Absent the 2019 law called the SAFE Child Act, child abuse victims effectively have until turning age 21 to file such a lawsuit. But the law said such suits could still be filed in 2020 and 2021 if the victim was 21 or over. Tuesday’s split decision means the state Supreme Court probably will have the final say in the matter.

The outcome could affect schools, churches and other organizations faced with such civil litigation, as well as plaintiffs who have filed scores of such suits.

The trial judge panel had dismissed the lawsuit, saying the revived statute of limitations violated due process provisions found in the North Carolina Constitution, and that a defense based on such limitations was unconditionally protected.

But Court of Appeals Judge Allison Riggs, who was elevated by Gov. Roy Cooper this week to the Supreme Court and wrote the prevailing opinion, disagreed. She wrote that the Gaston County Board of Education had failed to show beyond a reasonable doubt that the state constitution contains an “express provision” that revived statute of limits are prohibited. She also said the law's two-year window otherwise "passes constitutional muster."

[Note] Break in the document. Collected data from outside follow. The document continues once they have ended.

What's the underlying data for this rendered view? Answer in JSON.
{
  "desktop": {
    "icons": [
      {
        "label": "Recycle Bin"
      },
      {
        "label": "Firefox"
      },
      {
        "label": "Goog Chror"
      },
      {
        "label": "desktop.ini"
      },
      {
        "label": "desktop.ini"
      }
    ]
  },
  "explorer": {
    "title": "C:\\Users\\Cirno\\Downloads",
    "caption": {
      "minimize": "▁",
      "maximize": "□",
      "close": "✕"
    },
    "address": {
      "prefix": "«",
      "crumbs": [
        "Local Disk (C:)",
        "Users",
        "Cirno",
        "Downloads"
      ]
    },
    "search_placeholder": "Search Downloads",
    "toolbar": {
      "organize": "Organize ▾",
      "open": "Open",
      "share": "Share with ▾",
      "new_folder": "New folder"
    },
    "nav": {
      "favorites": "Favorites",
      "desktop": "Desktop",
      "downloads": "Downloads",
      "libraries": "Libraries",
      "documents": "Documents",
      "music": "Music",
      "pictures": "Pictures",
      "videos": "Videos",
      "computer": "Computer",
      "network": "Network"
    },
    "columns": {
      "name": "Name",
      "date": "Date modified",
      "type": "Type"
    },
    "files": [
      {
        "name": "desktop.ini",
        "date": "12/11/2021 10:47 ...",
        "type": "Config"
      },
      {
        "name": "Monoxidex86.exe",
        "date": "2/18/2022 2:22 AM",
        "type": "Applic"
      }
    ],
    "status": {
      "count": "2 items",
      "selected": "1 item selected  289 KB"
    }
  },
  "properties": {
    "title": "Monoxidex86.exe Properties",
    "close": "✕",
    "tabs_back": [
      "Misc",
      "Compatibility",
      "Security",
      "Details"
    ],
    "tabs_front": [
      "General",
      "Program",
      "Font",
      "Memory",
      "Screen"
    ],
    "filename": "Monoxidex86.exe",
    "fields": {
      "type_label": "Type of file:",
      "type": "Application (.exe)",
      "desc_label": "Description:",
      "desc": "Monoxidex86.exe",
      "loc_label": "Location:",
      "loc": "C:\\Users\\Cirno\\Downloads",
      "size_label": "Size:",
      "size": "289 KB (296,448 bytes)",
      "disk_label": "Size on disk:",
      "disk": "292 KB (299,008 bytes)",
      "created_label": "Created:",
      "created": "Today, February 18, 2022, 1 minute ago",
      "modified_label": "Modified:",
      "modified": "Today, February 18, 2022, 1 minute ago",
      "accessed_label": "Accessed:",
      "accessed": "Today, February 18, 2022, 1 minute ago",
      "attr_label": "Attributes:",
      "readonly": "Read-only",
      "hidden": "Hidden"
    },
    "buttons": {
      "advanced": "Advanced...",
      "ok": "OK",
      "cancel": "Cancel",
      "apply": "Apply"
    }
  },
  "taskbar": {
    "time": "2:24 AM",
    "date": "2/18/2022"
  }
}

“Because adopting the Board’s position would require us to strike down as unconstitutional a duly enacted statute of our General Assembly and disregard the narrowly crafted legislation designed to address a stunningly pressing problem affecting vulnerable children across the state, we decline to convert an affirmative defense into a free pass for those who engaged in and covered up atrocious child sexual abuse,” Riggs wrote.

Court of Appeals Judge Fred Gore agreed with Riggs' reversal decision.

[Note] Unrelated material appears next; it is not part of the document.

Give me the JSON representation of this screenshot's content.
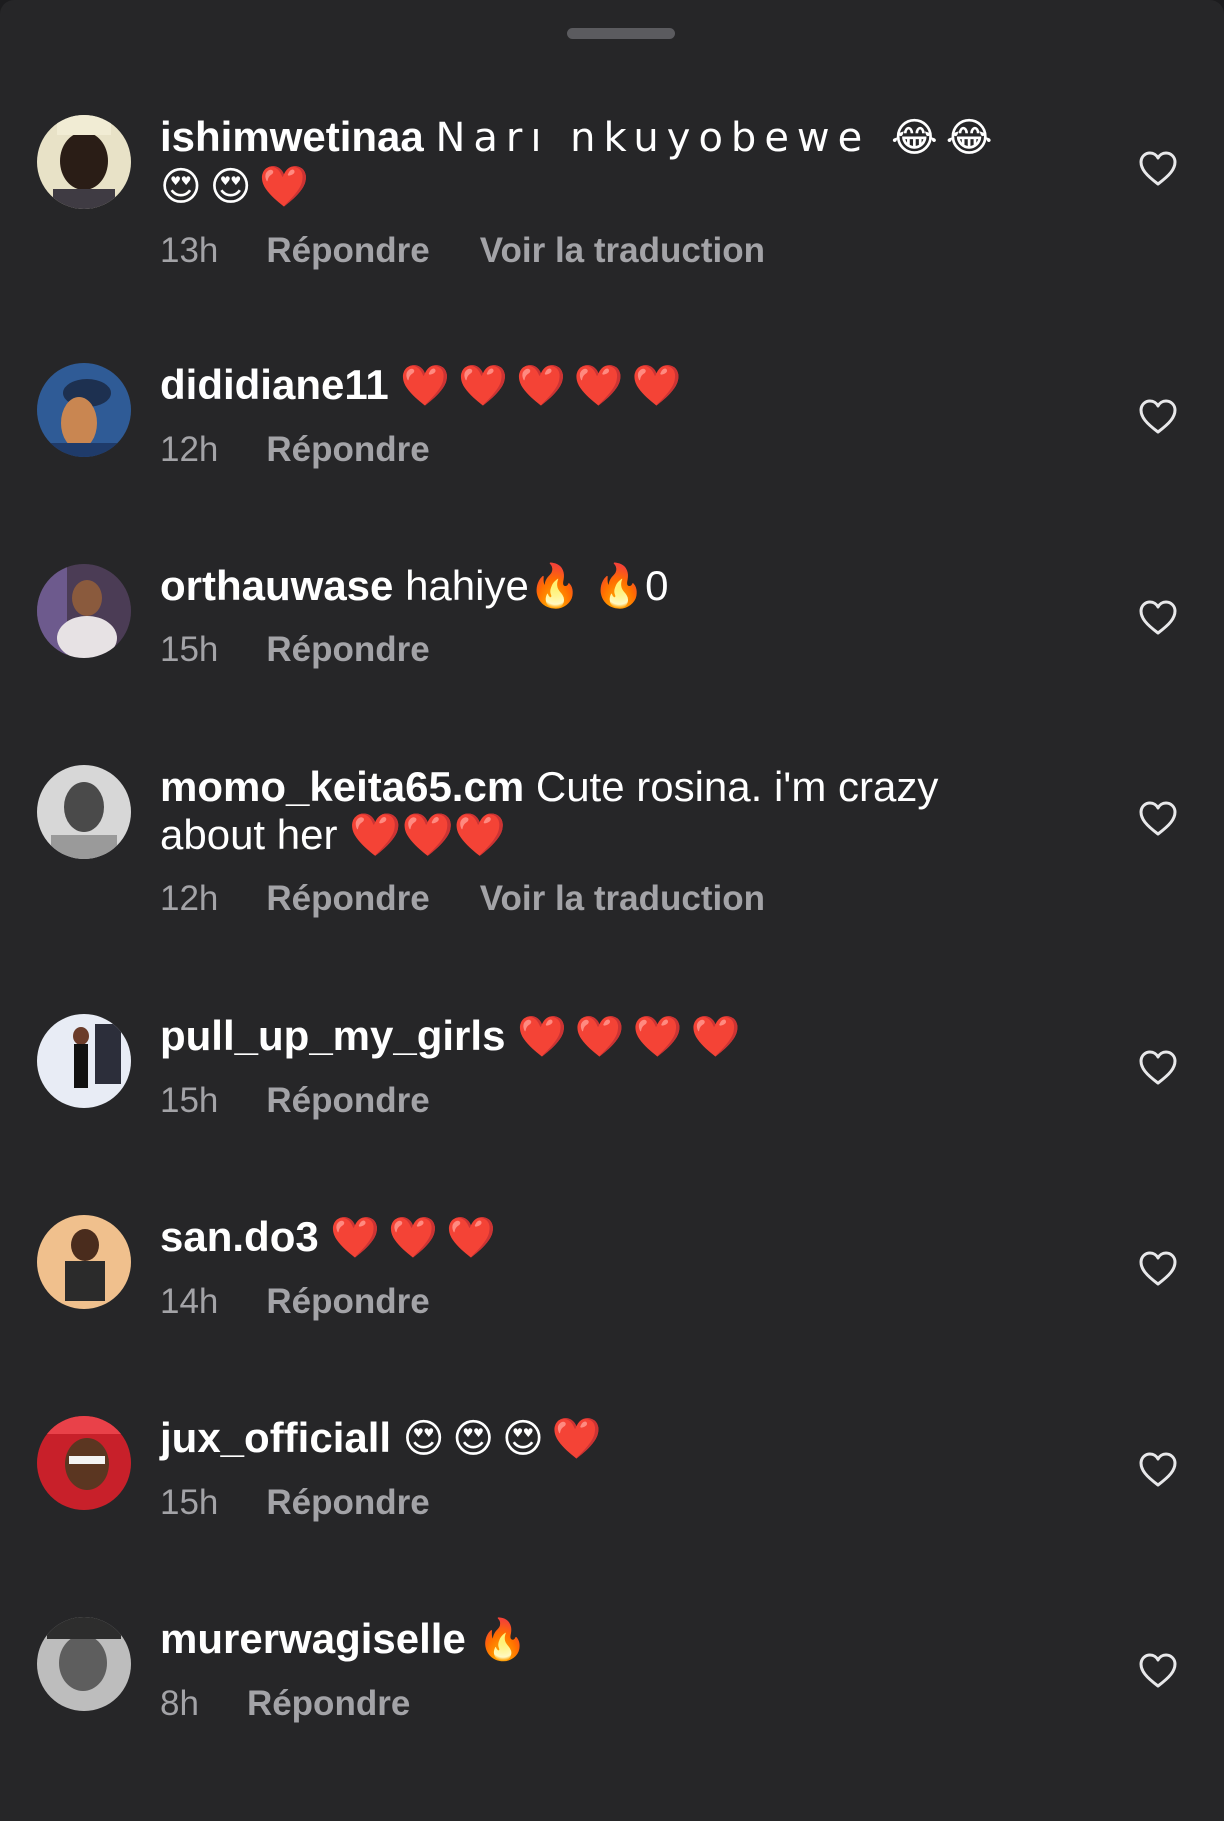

In the dissenting opinion, Judge Jeff Carpenter wrote the majority was overruling the results of several binding legal cases from the Court of Appeals, as well as a key 1933 state Supreme Court decision. He said he believes reviving the statute of limitations violates a vested right, he added.

“I completely agree: Sexual abuse of children is vile. I agree that striking down legislation as facially unconstitutional is strong medicine, only suitable for clear constitutional violations,” Carpenter wrote, but “the stability and predictability of our justice system requires that we adhere to the precedents" of the appellate courts.

Gary Scott Goins, the former wrestling coach at East Gaston, was convicted of 17 sex-related crimes in 2014 and sentenced to at least 34 years in prison. Goins did not file a legal brief for this appeal.

The Republican-controlled legislature approved the SAFE Act unanimously, and it was signed into law by Democratic Gov. Roy Cooper.

The state intervened in the lawsuit, with lawyers under Attorney General Josh Stein defending the law. Stein said Wednesday he was pleased with Tuesday's decision, saying “this ability to hold accountable abusers is critical to helping people process traumatic child abuse and recover.”

The decision came more than a year after the state Supreme Court ordered that the case bypass the intermediate-level appeals court and be heard directly by the justices. The court’s four registered Democrats at the time voted to take up the case. But a new edition of the Supreme Court — five of whom are registered Republicans — decided in March the Court of Appeals should rule in the case first.